Lorsque, dans la Chambre Haute, Jésus, en "maître de maison", perpétue les gestes ancestraux de la cérémonie de Pessah, il fait ce que sont en train de faire, à la même heure, tous les Hébreux qui sont à Jérusalem, en Israël et dans toute la Diaspora. Il suit un rituel instauré par les pères de la nation depuis le soir de la sortie d'Égypte (Luc 22:19, 20). Le pain est du pain azyme, sans levain. Du vin a été versé préalablement dans une coupe qui ne doit pas être bue car la "cinquième coupe" du repas, appelée "coupe d'Elie" ou "coupe du Messie", ne pouvait être bue que par le Messie lui-même. Et c'est justement le fait que Jésus ait bu cette coupe qui fait de ce repas de Pessah un repas hors du commun. Seul Jésus était en droit de la boire. Mais en buvant cette coupe, il annonçait également un mystère. Celui de sa mort sanglante. Il lui donnait ainsi son véritable sens ainsi que sa signification. La cinquième coupe du repas était, en réalité, une "coupe sacrificielle". Ce soir-là, les apôtres recevaient leur dernier enseignement de la bouche de leur maître. L'enseignement ultime. La raison de sa présence parmi eux. Le sacrifice auquel il consentait librement. Ce soir-là, Judas était également présent pour entendre ces choses : "Ceci est mon corps qui est donné pour vous... mon sang qui est répandu pour vous" (Luc 22:20). À ce moment, la décision de Juda était déjà prise. Dans quelques heures, il sera à la tête des bourreaux de son maître (Luc 22:47)"Judas, ayant pris le morceau, se hâta de sortir. Il faisait nuit" (Jean 13:30). 

Le baiser de Judas 

Après que Judas soit sorti pour le trahir, Jésus enseigna encore bien des choses à ses apôtres (Jean 13:31 à 18:1) puis il se rendit, avec eux, au jardin de Gethsémané, sur la Montagne des Oliviers. Judas connaissait ce lieu. Il s'y était rendu bien souvent à la suite du maître (Jean 18:2).

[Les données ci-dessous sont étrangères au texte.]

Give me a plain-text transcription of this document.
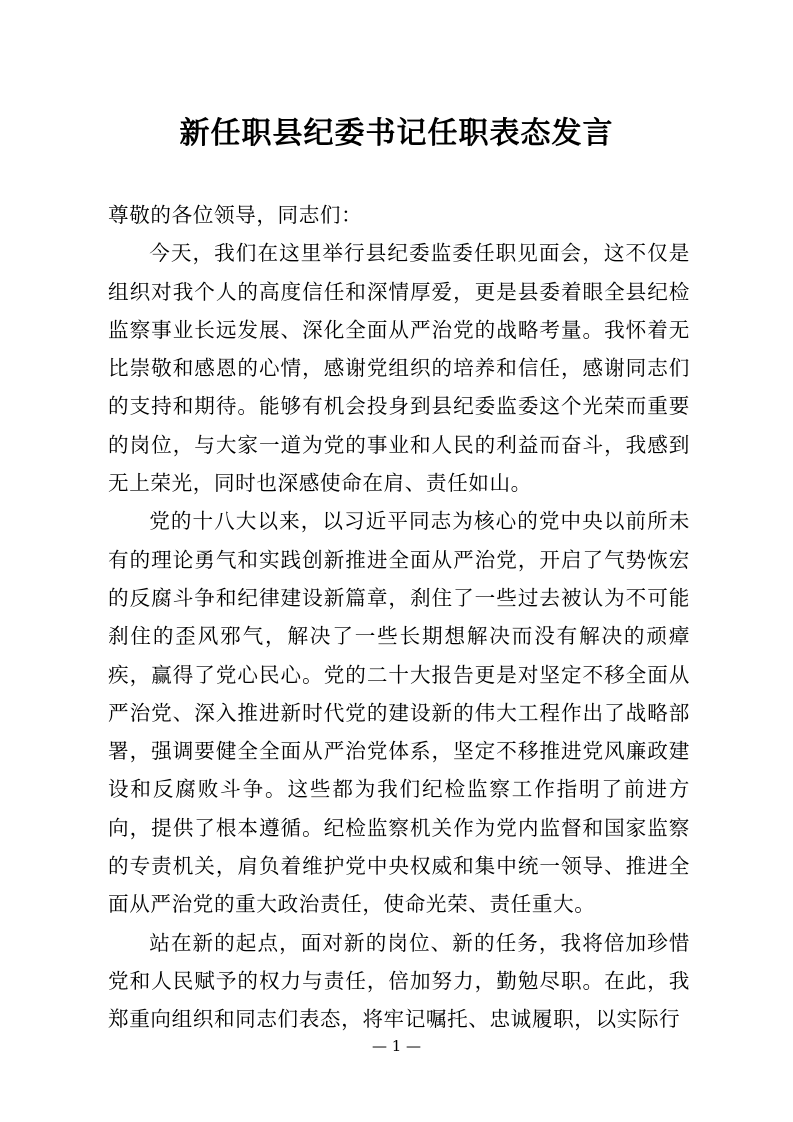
新任职县纪委书记任职表态发言

尊敬的各位领导，同志们：

今天，我们在这里举行县纪委监委任职见面会，这不仅是组织对我个人的高度信任和深情厚爱，更是县委着眼全县纪检监察事业长远发展、深化全面从严治党的战略考量。我怀着无比崇敬和感恩的心情，感谢党组织的培养和信任，感谢同志们的支持和期待。能够有机会投身到县纪委监委这个光荣而重要的岗位，与大家一道为党的事业和人民的利益而奋斗，我感到无上荣光，同时也深感使命在肩、责任如山。

党的十八大以来，以习近平同志为核心的党中央以前所未有的理论勇气和实践创新推进全面从严治党，开启了气势恢宏的反腐斗争和纪律建设新篇章，刹住了一些过去被认为不可能刹住的歪风邪气，解决了一些长期想解决而没有解决的顽瘴疾，赢得了党心民心。党的二十大报告更是对坚定不移全面从严治党、深入推进新时代党的建设新的伟大工程作出了战略部署，强调要健全全面从严治党体系，坚定不移推进党风廉政建设和反腐败斗争。这些都为我们纪检监察工作指明了前进方向，提供了根本遵循。纪检监察机关作为党内监督和国家监察的专责机关，肩负着维护党中央权威和集中统一领导、推进全面从严治党的重大政治责任，使命光荣、责任重大。

站在新的起点，面对新的岗位、新的任务，我将倍加珍惜党和人民赋予的权力与责任，倍加努力，勤勉尽职。在此，我郑重向组织和同志们表态，将牢记嘱托、忠诚履职，以实际行

— 1 —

Il s'y rendit, cette fois-ci, suivi d'une cohorte romaine (Jean 18:3,12) et des huissiers envoyés par les principaux sacrificateurs et les pharisiens. Tous étaient armés. Matthieu nous parle d'une "foule nombreuse armée d'épées et de bâtons envoyée par les principaux sacrificateurs et par les anciens du peuple" (Matthieu 26:47). Que s'est-il passé après que Juda soit sorti de la salle où ils étaient réunis ? Judas savait-il que Jésus se rendrait au Jardin après le repas ? Pas sûr ! Il est donc probable qu'il ait tout d'abord conduit la troupe à la maison où ils s'étaient rassemblés. Ne l'ayant pas trouvé, il s'est fait indiquer le lieu où il se trouvait. Les personnes qui le renseignèrent, voyant la troupe armée qui l'accompagnait, durent se douter de ce qui allait se produire. La troupe qui vint arrêter Jésus était imposante et ne pouvait passer inaperçue. Une cohorte romaine (spéra) était formée de six cents légionnaires. Pourquoi un tel déploiement de troupes pour arrêter un seul homme ? Probablement parce que l'arrestation de Jésus aurait pu provoquer un mouvement de foule pour le défendre. Les autorités religieuses craignaient la foule car beaucoup le considéraient comme un prophète (Matthieu 21:46 / Marc 12:12), ayant été fortement impressionnés par l'enseignement de Jésus (Marc 11:18 / Jean 18:19 à 21), et ces conspirateurs craignaient qu'ils ne cherchent à le délivrer de leurs mains, d'où la présence d'une cohorte de légionnaires aguerris. Tous avaient suivi Judas. Il leur avait dit : "Celui à qui je donnerai un baiser, c'est lui. Saisissez-le, et emmenez-le sûrement" (Marc 14:43 à 46). Judas poussa alors l'ignominie jusqu'à s'approcher de Jésus pour lui donner un baiser de paix (Matthieu 26:48, 49). Ce à quoi Jésus lui répondit : "Judas, c'est par un baiser que tu livres le fils de l'homme" (Luc 22:48). Jésus fut donc emmené prisonnier après avoir été trahi ignominieusement par l'un de ses disciples les plus proches. Tout au moins en apparence, puisque les textes nous révèlent que Judas n'avait jamais vraiment intégré l'enseignement de son maître. Mais il fallait que l'Écriture s'accomplisse. Et cela fut fait. 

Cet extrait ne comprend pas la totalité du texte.